There we set the dn argument to True to calculate the derivatives with respect to the number of moles of the components of the mixture. When we specify any of the derivatives arguments as True we will get another return of the method. The first will be the property evaluated as usual and the second is a Python dictionary with the calculated derivatives specified as True.

If we specify all the derivatives as True:

[13]:
lnphi, derivatives = model.lnphi_pt(
    moles=n, pressure=P, temperature=T, dt=True, dp=True, dn=True
)

print("ln(phi): ", lnphi)
print(derivatives)
ln(phi):  [-0.24307099 -0.2526632 ]
{'dt': array([0.00247786, 0.00257727]), 'dp': array([-0.01786595, -0.01925548]), 'dn': array([[-2.56426727e-06,  5.98329030e-06],
       [ 5.98329030e-06, -1.39610107e-05]])}

There we get all the derivatives of lnphi.
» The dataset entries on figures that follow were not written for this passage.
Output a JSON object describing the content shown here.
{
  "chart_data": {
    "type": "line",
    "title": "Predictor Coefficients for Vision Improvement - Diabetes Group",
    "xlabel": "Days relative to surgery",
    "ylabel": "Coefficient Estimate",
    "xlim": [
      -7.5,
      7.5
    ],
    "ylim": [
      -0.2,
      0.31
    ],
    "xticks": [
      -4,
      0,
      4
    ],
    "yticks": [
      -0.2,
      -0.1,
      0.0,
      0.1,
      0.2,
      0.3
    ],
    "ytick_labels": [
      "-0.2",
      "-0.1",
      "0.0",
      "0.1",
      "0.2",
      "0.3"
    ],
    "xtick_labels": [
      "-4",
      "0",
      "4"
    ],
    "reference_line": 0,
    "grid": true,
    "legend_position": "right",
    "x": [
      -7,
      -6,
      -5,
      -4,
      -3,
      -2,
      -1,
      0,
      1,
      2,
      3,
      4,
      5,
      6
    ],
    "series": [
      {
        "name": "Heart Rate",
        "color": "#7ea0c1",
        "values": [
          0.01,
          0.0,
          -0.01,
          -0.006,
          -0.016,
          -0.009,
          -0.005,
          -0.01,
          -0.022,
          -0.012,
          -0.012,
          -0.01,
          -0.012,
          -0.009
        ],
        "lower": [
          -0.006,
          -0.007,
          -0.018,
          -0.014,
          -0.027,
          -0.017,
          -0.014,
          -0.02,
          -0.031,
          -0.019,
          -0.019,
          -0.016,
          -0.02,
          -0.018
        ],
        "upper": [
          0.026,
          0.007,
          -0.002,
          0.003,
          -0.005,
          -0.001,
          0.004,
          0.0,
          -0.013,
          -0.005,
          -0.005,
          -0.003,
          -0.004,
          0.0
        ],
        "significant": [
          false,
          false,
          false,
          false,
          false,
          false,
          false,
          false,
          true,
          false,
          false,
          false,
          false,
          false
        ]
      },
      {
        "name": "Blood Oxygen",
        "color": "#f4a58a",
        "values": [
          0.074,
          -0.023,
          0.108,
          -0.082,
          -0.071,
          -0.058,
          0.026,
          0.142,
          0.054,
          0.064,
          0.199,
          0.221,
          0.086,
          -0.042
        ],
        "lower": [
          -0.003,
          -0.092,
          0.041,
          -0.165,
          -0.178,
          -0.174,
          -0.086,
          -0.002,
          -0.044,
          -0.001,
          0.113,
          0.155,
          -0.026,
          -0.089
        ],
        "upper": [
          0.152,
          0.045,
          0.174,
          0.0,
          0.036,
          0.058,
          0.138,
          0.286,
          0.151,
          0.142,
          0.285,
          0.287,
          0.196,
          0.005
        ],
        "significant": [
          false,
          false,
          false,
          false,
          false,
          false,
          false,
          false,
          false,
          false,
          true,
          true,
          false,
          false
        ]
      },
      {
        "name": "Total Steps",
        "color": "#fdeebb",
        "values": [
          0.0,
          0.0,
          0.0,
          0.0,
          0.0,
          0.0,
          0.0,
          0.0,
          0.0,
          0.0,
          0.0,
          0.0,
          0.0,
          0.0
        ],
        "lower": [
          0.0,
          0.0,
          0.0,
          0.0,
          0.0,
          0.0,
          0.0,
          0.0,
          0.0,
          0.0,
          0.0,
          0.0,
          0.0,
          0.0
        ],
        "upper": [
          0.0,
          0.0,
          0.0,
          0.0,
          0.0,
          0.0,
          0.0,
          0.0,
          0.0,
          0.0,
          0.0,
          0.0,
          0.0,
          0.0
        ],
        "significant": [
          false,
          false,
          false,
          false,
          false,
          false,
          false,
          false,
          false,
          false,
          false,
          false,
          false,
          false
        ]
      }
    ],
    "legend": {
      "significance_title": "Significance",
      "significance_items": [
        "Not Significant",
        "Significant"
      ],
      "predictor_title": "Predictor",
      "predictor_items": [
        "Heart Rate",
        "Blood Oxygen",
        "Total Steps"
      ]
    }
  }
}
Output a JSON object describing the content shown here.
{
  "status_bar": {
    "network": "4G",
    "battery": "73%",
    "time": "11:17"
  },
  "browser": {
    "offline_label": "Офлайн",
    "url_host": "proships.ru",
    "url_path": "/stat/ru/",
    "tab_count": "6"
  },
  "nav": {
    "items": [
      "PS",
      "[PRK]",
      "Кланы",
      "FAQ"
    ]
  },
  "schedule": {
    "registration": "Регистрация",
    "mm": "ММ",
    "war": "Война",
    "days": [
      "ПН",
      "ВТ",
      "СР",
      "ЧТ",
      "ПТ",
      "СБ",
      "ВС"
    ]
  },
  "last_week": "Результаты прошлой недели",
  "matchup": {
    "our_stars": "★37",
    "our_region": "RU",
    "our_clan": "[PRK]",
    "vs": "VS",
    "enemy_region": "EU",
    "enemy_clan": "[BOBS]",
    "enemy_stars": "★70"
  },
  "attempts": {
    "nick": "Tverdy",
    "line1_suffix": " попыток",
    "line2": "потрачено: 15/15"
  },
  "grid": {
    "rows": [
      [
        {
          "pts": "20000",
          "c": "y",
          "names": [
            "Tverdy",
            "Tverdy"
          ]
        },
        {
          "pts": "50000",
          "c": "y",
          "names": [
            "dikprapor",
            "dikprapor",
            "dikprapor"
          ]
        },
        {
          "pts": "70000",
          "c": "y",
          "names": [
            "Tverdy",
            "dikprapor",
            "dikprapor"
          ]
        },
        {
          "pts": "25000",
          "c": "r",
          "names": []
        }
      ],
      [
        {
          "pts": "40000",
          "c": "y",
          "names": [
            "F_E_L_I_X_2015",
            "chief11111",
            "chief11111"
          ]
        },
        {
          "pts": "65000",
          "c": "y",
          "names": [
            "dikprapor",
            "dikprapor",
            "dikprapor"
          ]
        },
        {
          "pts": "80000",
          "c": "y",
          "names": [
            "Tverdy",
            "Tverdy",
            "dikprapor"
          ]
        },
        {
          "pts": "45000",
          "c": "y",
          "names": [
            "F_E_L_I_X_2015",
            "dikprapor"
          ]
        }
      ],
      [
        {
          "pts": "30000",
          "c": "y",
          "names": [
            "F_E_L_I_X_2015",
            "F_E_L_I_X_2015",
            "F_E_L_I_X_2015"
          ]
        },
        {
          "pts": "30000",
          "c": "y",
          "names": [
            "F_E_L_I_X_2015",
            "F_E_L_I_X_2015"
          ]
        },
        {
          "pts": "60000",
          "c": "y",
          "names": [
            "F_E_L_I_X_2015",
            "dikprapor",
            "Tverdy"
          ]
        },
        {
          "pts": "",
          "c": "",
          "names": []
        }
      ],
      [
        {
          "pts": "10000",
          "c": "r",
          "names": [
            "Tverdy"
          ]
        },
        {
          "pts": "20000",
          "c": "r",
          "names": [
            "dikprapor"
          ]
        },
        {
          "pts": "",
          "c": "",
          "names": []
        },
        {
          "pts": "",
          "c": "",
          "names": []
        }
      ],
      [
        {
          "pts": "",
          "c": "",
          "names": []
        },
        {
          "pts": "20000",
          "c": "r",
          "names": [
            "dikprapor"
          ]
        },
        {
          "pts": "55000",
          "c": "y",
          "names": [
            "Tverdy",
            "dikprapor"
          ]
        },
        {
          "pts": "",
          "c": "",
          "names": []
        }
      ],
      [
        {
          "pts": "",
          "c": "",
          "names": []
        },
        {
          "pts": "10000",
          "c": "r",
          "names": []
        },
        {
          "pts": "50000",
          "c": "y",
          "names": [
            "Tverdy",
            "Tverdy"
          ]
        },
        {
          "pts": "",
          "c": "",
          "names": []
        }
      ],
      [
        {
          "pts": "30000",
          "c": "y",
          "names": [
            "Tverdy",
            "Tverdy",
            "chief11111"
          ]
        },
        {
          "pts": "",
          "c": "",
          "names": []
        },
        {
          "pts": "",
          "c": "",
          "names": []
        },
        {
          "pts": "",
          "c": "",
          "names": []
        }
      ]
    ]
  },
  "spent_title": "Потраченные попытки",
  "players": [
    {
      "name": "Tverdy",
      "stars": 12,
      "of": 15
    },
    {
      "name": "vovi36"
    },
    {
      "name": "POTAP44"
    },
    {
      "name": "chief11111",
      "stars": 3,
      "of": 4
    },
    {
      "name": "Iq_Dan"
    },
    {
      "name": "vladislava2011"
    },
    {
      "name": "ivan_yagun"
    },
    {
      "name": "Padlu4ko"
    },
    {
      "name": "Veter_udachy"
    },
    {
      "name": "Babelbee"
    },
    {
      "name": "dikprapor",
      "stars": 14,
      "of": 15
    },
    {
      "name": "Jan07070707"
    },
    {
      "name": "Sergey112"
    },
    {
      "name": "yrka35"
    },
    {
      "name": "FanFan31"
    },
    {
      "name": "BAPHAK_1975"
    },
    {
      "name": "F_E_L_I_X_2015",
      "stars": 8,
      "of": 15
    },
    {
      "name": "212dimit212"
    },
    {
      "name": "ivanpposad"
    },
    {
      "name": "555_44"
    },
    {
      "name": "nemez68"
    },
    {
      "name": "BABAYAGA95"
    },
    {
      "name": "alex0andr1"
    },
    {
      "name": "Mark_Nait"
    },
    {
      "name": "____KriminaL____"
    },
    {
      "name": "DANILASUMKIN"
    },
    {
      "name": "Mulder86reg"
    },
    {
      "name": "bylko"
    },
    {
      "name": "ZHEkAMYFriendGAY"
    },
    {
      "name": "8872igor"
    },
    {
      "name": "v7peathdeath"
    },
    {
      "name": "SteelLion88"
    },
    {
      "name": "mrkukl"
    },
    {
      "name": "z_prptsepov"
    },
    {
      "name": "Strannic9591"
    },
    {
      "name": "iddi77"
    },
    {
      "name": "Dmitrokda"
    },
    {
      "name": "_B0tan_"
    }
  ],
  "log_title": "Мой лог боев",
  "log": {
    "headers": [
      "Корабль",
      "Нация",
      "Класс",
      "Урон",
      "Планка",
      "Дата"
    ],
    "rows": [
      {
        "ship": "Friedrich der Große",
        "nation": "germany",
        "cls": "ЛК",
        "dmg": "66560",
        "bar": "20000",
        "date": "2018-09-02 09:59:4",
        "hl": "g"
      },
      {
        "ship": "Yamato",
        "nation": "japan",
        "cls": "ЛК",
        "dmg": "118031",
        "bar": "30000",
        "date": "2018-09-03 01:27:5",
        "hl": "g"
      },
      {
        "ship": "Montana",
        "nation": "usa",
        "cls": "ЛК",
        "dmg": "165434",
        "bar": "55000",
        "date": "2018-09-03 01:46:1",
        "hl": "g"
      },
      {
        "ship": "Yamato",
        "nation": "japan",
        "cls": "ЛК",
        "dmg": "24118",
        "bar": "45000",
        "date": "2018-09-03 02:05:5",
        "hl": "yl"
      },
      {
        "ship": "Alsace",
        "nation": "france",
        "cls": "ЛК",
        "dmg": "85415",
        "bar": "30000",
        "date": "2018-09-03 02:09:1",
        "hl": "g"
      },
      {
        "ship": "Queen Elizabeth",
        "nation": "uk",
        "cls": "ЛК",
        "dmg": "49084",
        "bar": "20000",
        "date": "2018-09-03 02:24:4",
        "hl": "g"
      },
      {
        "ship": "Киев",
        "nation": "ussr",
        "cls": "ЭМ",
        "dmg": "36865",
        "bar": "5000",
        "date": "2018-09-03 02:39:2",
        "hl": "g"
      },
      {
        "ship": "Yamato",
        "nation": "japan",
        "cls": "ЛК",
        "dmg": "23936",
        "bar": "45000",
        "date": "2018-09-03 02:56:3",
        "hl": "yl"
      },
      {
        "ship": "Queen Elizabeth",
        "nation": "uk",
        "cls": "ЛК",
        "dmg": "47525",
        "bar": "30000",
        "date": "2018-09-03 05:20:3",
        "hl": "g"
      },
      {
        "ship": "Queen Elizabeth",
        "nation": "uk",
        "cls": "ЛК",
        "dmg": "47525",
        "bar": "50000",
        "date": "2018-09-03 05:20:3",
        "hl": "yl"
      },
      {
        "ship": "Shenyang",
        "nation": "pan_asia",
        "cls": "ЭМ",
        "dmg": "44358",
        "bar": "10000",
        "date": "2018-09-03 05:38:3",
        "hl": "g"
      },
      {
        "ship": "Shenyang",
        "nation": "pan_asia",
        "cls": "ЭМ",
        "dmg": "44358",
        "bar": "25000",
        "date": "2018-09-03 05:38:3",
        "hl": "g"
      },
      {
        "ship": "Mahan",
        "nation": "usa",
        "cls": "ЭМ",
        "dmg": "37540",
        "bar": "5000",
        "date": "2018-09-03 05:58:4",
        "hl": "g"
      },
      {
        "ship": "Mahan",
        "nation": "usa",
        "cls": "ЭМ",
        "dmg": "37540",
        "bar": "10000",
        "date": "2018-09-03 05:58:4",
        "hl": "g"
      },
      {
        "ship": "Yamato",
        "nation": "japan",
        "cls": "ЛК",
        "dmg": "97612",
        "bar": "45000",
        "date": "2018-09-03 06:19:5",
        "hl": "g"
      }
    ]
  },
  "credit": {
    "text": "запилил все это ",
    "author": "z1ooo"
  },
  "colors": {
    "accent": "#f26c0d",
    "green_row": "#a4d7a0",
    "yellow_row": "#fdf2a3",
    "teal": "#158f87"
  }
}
Of course, we can access the dictionary with the keys:

[14]:
derivatives["dt"]
[14]:
array([0.00247786, 0.00257727])

Check the signature of each property to see which derivatives you can calculate. For example pressure.

[15]:
?model.pressure

Yaeos units

If you were paying attention to the previous examples, you may have noticed that the units of yaeos are defined according to the ideal gas constant R with units:

\(R = 0.08314462618 \frac{bar \; L}{K \; mol}\)

Because of that, pressure must be specified as bar, volume as liters, temperature as Kelvin and number of moles as moles. The returns of the properties will be in the same units as the inputs. Energetic properties as enthalpy, entropy, etc will have unit of \([bar \; L]\), which equals to centijoules \([cJ]\).